Norwegian Christian television station

ES TV is a Norwegian Christian Pentecostal TV station. ES TV broadcasts from a grid of ground transmitters, via satellite and also as Web TV. The station began its mission in 1993. the foundation Pinsevennenes Evangeliesenter (Pentecostal Gospel Center in Norway) owns the broadcaster.

Pinsevennenes Evangeliesenter is a diaconal, voluntary based organization which works with addicts, assisting in freeing people from their addictions and in getting started with "a new life".

== History ==
The TV station was established two years after the Gospel Center had begun regular radio broadcasts in Oslo. In February 2003, it announced its plans to improve its production capabilities, using satellite technology. The goal was to obtain 2,000 supporters during the course of the year with monthly donations worth NOK 50 to 100.

On 1 June 2020, it ceased delivering its program to Visjon Norge.

== Programming ==
The programs which are presented are recordings from Christian meetings, singing and music, topical shows as well as news programming.
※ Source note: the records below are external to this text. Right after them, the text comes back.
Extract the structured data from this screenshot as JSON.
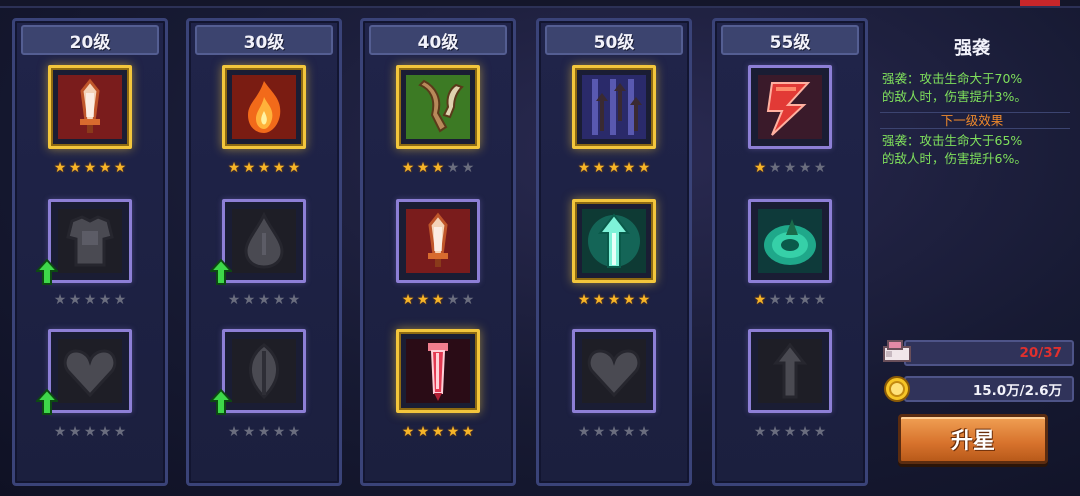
{
  "columns": [
    {
      "level": "20级",
      "slots": [
        {
          "icon": "sword-icon",
          "frame": "gold",
          "stars": 5,
          "upgrade": false
        },
        {
          "icon": "armor-icon",
          "frame": "purple",
          "stars": 0,
          "upgrade": true
        },
        {
          "icon": "heart-icon",
          "frame": "purple",
          "stars": 0,
          "upgrade": true
        }
      ]
    },
    {
      "level": "30级",
      "slots": [
        {
          "icon": "fire-icon",
          "frame": "gold",
          "stars": 5,
          "upgrade": false
        },
        {
          "icon": "drop-icon",
          "frame": "purple",
          "stars": 0,
          "upgrade": true
        },
        {
          "icon": "leaf-icon",
          "frame": "purple",
          "stars": 0,
          "upgrade": true
        }
      ]
    },
    {
      "level": "40级",
      "slots": [
        {
          "icon": "horn-icon",
          "frame": "gold",
          "stars": 3,
          "upgrade": false
        },
        {
          "icon": "sword-icon",
          "frame": "purple",
          "stars": 3,
          "upgrade": false
        },
        {
          "icon": "crystal-sword-icon",
          "frame": "gold",
          "stars": 5,
          "upgrade": false
        }
      ]
    },
    {
      "level": "50级",
      "slots": [
        {
          "icon": "arrows-icon",
          "frame": "gold",
          "stars": 5,
          "upgrade": false
        },
        {
          "icon": "glow-arrow-icon",
          "frame": "gold",
          "stars": 5,
          "upgrade": false
        },
        {
          "icon": "heart-icon",
          "frame": "purple",
          "stars": 0,
          "upgrade": false
        }
      ]
    },
    {
      "level": "55级",
      "slots": [
        {
          "icon": "lightning-icon",
          "frame": "purple",
          "stars": 1,
          "upgrade": false
        },
        {
          "icon": "vortex-icon",
          "frame": "purple",
          "stars": 1,
          "upgrade": false
        },
        {
          "icon": "arrow-icon",
          "frame": "purple",
          "stars": 0,
          "upgrade": false
        }
      ]
    }
  ],
  "info": {
    "title": "强袭",
    "current_line1": "强袭：攻击生命大于70%",
    "current_line2": "的敌人时，伤害提升3%。",
    "next_label": "下一级效果",
    "next_line1": "强袭：攻击生命大于65%",
    "next_line2": "的敌人时，伤害提升6%。"
  },
  "resources": {
    "fragments": "20/37",
    "gold": "15.0万/2.6万"
  },
  "upgrade_button": "升星",
  "colors": {
    "gold_frame": "#f3c63c",
    "purple_frame": "#8d7fd6",
    "effect_text": "#7fe05c",
    "next_label": "#f08a2c",
    "fragment_count": "#e0302e",
    "star_on": "#f6b428",
    "star_off": "#6a6d7e",
    "button": "#d7722c"
  }
}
The aim is to present the Gospels and to present the addict care program of the gospel center.

ES TV's transmissions target the Nordic countries 18 hours each week via the satellite broadcaster TV Visjon Norge, and as Web TV via the web pages of TV Visjon Norge. In the Greater Oslo Region 14 hours each week are being transmitted via the ground-based grid of transmitters belonging to NRK2 as well as cable television from Liberty Global Europe's Norwegian affiliate, UPC Norge.